PM has to take costly charter flight after royals use RAF plane
Theresa May was forced to take a costly charter flight on her Middle East tour after the Prince of Wales took the official Government plane for a trip around Europe.
The Prime Minister has landed back in London after three days of discussions about trade and security issues.
But taxpayers will be left with a bigger bill after the RAF Voyager A330 was secured by Charles.
A Clarence House spokesman stressed that the nine-day official royal visit was booked in advance of Mrs May's trip to the Middle East.
The Prince's entourage includes his personal doctor, an artist to capture scenic vistas, and a hairdresser for the Duchess of Cornwall.
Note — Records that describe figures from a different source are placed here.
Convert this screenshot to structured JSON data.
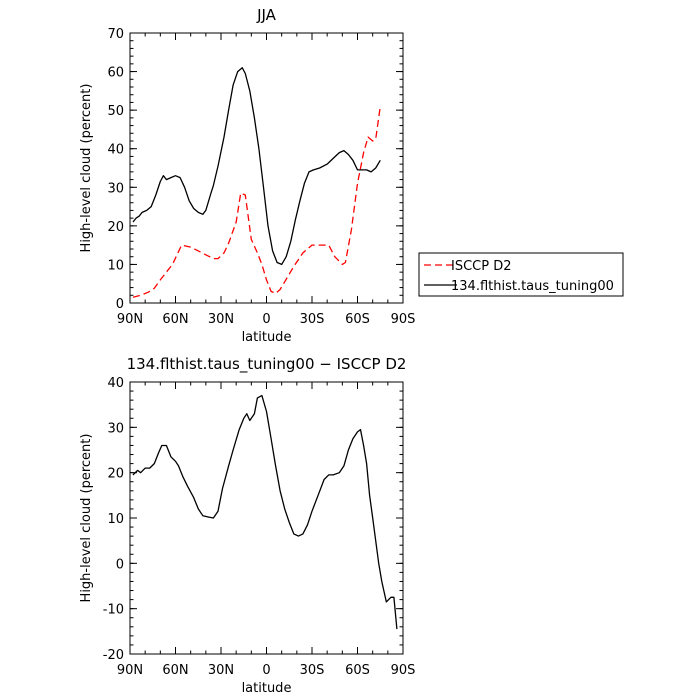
{
  "chart_data": [
    {
      "type": "line",
      "title": "JJA",
      "xlabel": "latitude",
      "ylabel": "High-level cloud (percent)",
      "xlim": [
        90,
        -90
      ],
      "ylim": [
        0,
        70
      ],
      "x_ticks": [
        {
          "value": 90,
          "label": "90N"
        },
        {
          "value": 60,
          "label": "60N"
        },
        {
          "value": 30,
          "label": "30N"
        },
        {
          "value": 0,
          "label": "0"
        },
        {
          "value": -30,
          "label": "30S"
        },
        {
          "value": -60,
          "label": "60S"
        },
        {
          "value": -90,
          "label": "90S"
        }
      ],
      "y_ticks": [
        0,
        10,
        20,
        30,
        40,
        50,
        60,
        70
      ],
      "grid": false,
      "legend_position": "right",
      "series": [
        {
          "name": "ISCCP D2",
          "color": "#ff0000",
          "dash": "dashed",
          "points": [
            [
              88,
              1.5
            ],
            [
              83,
              2
            ],
            [
              78,
              2.8
            ],
            [
              74,
              3.8
            ],
            [
              70,
              6
            ],
            [
              66,
              8
            ],
            [
              62,
              10
            ],
            [
              59,
              12.5
            ],
            [
              56,
              15
            ],
            [
              50,
              14.5
            ],
            [
              45,
              13.5
            ],
            [
              40,
              12.5
            ],
            [
              35,
              11.5
            ],
            [
              32,
              11.5
            ],
            [
              28,
              13
            ],
            [
              25,
              15.5
            ],
            [
              20,
              21
            ],
            [
              17,
              28.5
            ],
            [
              14,
              28
            ],
            [
              10,
              16.5
            ],
            [
              6,
              13
            ],
            [
              3,
              10
            ],
            [
              0,
              6
            ],
            [
              -3,
              3
            ],
            [
              -6,
              2.5
            ],
            [
              -9,
              3.5
            ],
            [
              -12,
              5.5
            ],
            [
              -18,
              9.5
            ],
            [
              -24,
              13
            ],
            [
              -30,
              15
            ],
            [
              -36,
              15
            ],
            [
              -41,
              15
            ],
            [
              -45,
              12
            ],
            [
              -50,
              10
            ],
            [
              -52,
              10.5
            ],
            [
              -56,
              19
            ],
            [
              -60,
              31
            ],
            [
              -64,
              39
            ],
            [
              -67,
              43
            ],
            [
              -70,
              42
            ],
            [
              -72,
              42.5
            ],
            [
              -75,
              51
            ]
          ]
        },
        {
          "name": "134.flthist.taus_tuning00",
          "color": "#000000",
          "dash": "solid",
          "points": [
            [
              88,
              21
            ],
            [
              86,
              22
            ],
            [
              84,
              22.5
            ],
            [
              82,
              23.5
            ],
            [
              79,
              24
            ],
            [
              76,
              25
            ],
            [
              73,
              28
            ],
            [
              70,
              31.5
            ],
            [
              68,
              33
            ],
            [
              66,
              32
            ],
            [
              63,
              32.5
            ],
            [
              60,
              33
            ],
            [
              57,
              32.5
            ],
            [
              54,
              30
            ],
            [
              51,
              26.5
            ],
            [
              48,
              24.5
            ],
            [
              45,
              23.5
            ],
            [
              42,
              23
            ],
            [
              40,
              24
            ],
            [
              37,
              28
            ],
            [
              35,
              30.5
            ],
            [
              32,
              35.5
            ],
            [
              28,
              43
            ],
            [
              25,
              50
            ],
            [
              22,
              56.5
            ],
            [
              19,
              60
            ],
            [
              16,
              61
            ],
            [
              14,
              59.5
            ],
            [
              11,
              55
            ],
            [
              8,
              48
            ],
            [
              5,
              40
            ],
            [
              2,
              30
            ],
            [
              -1,
              20
            ],
            [
              -4,
              13.5
            ],
            [
              -7,
              10.5
            ],
            [
              -10,
              10
            ],
            [
              -13,
              12
            ],
            [
              -16,
              16
            ],
            [
              -19,
              21.5
            ],
            [
              -22,
              26.5
            ],
            [
              -25,
              31
            ],
            [
              -28,
              34
            ],
            [
              -31,
              34.5
            ],
            [
              -35,
              35
            ],
            [
              -40,
              36
            ],
            [
              -44,
              37.5
            ],
            [
              -48,
              39
            ],
            [
              -51,
              39.5
            ],
            [
              -54,
              38.5
            ],
            [
              -57,
              37
            ],
            [
              -60,
              34.5
            ],
            [
              -63,
              34.5
            ],
            [
              -66,
              34.5
            ],
            [
              -69,
              34
            ],
            [
              -72,
              35
            ],
            [
              -75,
              37
            ]
          ]
        }
      ]
    },
    {
      "type": "line",
      "title": "134.flthist.taus_tuning00 − ISCCP D2",
      "xlabel": "latitude",
      "ylabel": "High-level cloud (percent)",
      "xlim": [
        90,
        -90
      ],
      "ylim": [
        -20,
        40
      ],
      "x_ticks": [
        {
          "value": 90,
          "label": "90N"
        },
        {
          "value": 60,
          "label": "60N"
        },
        {
          "value": 30,
          "label": "30N"
        },
        {
          "value": 0,
          "label": "0"
        },
        {
          "value": -30,
          "label": "30S"
        },
        {
          "value": -60,
          "label": "60S"
        },
        {
          "value": -90,
          "label": "90S"
        }
      ],
      "y_ticks": [
        -20,
        -10,
        0,
        10,
        20,
        30,
        40
      ],
      "grid": false,
      "series": [
        {
          "color": "#000000",
          "dash": "solid",
          "points": [
            [
              88,
              19.5
            ],
            [
              85,
              20.5
            ],
            [
              83,
              20
            ],
            [
              80,
              21
            ],
            [
              77,
              21
            ],
            [
              74,
              22
            ],
            [
              71,
              24.5
            ],
            [
              69,
              26
            ],
            [
              66,
              26
            ],
            [
              63,
              23.5
            ],
            [
              60,
              22.5
            ],
            [
              58,
              21.5
            ],
            [
              55,
              19
            ],
            [
              52,
              17
            ],
            [
              48,
              14.5
            ],
            [
              45,
              12
            ],
            [
              42,
              10.5
            ],
            [
              38,
              10.2
            ],
            [
              35,
              10
            ],
            [
              32,
              11.5
            ],
            [
              29,
              16.5
            ],
            [
              25,
              21.5
            ],
            [
              22,
              25
            ],
            [
              18,
              29.5
            ],
            [
              15,
              32
            ],
            [
              13,
              33
            ],
            [
              11,
              31.5
            ],
            [
              8,
              33
            ],
            [
              6,
              36.5
            ],
            [
              3,
              37
            ],
            [
              0,
              33.5
            ],
            [
              -3,
              27.5
            ],
            [
              -6,
              21.5
            ],
            [
              -9,
              16
            ],
            [
              -12,
              12
            ],
            [
              -15,
              9
            ],
            [
              -18,
              6.5
            ],
            [
              -21,
              6
            ],
            [
              -24,
              6.5
            ],
            [
              -27,
              8.5
            ],
            [
              -30,
              11.5
            ],
            [
              -34,
              15
            ],
            [
              -38,
              18.5
            ],
            [
              -41,
              19.5
            ],
            [
              -44,
              19.5
            ],
            [
              -48,
              20
            ],
            [
              -51,
              21.5
            ],
            [
              -54,
              25
            ],
            [
              -57,
              27.5
            ],
            [
              -60,
              29
            ],
            [
              -62,
              29.5
            ],
            [
              -64,
              26
            ],
            [
              -66,
              22
            ],
            [
              -68,
              15
            ],
            [
              -70,
              10
            ],
            [
              -72,
              5
            ],
            [
              -74,
              0
            ],
            [
              -76,
              -4
            ],
            [
              -79,
              -8.5
            ],
            [
              -82,
              -7.5
            ],
            [
              -84,
              -7.5
            ],
            [
              -86,
              -14.5
            ]
          ]
        }
      ]
    }
  ]
}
Charles and Camilla were also joined on the RAF jet by senior members of their household, embassy officials from the countries visited, Government ministers, British Press and RAF ground crew.
But many seats on the Voyager have been left empty during the tour, which included stops in Romania and Italy.
Mrs May has spent three days visiting Jordan and Saudi Arabia on the Boeing 757.
It is understood the Queen takes precedence in the use of the plane followed by Charles, the Prime Minister and then Government ministers.
A Downing Street spokesman said: "Two visits at the same time means one aircraft will always have to be chartered.
"It makes no difference to the public purse whether Voyager is used by a member of the Royal Family or the Prime Minister."
On the last day of their European tour yesterday, Charles and Camilla met Holocaust survivors in Austria.
The Prince spoke movingly about the role his grandmother played in saving the lives of a Jewish family.
Touring Vienna's Jewish Museum, the royal couple sat down with a group of very elderly men and women who shared their harrowing stories with them.
During the Second World War, Princess Alice, the Duke of Edinburgh's mother and Charles' grandmother, sheltered a number of Jewish people when Greece was occupied.